At least for the upcoming collective bargaining session, that is.

Madore publicly brought up the resolutions for the first time since early March during the council’s board time on Wednesday, saying he intended only to move forward with one of them: a resolution that would urge Clark County employee unions to open collective bargaining to the public.

Madore added that he was no longer interested in pursuing a second resolution, which would prevent Clark County unions from compelling workers to pay union dues as a condition of their employment.

The council also alluded to a third resolution, which recently was revealed through public records requests but never posted on the council’s website, The Grid, or discussed in public meetings. The third resolution would have limited what county unions could spend taxpayer dollars on.

The county council has come under fire in recent meetings by dozens of people who accused Madore of union busting for considering any of the resolutions, though none ever appeared on the council’s agenda.

“We listened and respected the feedback that we got by not proceeding on the other ones,” Madore said of the latter two resolutions.

Madore then suggested that the council vote on the proposed resolution regarding public collective bargaining at Tuesday’s council meeting, the same day collective bargaining agreements between the county and its employees are supposed to begin.
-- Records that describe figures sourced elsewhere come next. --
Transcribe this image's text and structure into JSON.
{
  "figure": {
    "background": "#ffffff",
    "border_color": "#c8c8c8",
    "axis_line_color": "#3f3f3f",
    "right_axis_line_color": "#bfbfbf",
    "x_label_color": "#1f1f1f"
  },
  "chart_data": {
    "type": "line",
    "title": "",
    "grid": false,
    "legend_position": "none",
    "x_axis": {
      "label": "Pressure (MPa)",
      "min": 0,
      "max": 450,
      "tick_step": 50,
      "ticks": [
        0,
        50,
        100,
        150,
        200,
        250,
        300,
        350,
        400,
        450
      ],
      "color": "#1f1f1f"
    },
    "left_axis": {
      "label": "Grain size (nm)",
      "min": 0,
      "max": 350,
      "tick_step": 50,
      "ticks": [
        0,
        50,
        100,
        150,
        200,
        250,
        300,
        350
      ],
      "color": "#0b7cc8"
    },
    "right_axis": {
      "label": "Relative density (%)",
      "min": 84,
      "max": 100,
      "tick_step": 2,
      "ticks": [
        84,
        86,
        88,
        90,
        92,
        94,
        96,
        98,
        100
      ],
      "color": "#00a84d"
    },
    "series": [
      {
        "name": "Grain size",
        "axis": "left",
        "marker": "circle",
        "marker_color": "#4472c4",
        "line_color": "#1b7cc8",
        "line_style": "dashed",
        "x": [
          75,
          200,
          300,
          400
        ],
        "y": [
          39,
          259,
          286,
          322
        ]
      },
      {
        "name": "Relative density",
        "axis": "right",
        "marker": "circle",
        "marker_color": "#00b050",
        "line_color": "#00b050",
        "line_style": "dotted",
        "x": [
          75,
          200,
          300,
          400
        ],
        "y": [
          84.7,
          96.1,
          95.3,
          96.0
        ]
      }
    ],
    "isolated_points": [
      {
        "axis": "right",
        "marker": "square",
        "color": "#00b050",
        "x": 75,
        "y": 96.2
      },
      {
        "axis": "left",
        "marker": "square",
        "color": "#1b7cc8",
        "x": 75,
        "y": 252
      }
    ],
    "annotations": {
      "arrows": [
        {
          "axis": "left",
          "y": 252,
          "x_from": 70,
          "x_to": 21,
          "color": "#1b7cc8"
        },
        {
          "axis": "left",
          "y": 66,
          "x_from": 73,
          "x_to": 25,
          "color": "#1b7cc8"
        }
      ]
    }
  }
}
However, his suggestion was shot down by his fellow councilors.

“I’m not prepared to adopt this as a resolution,” Councilor Jeanne Stewart said. “My fear is it will interfere with negotiations.”

Councilor Tom Mielke suggested that the council vote on the resolution during board time to put the policy in place before Tuesday, but Acting County Manager Mark McCauley warned him that would not provide the public the opportunity to comment on the resolution.

Mielke then said that the resolution, though well-intended, may have the consequence of interfering with negotiations.

“I wouldn’t want to slap anyone in the face with good intentions,” Mielke said.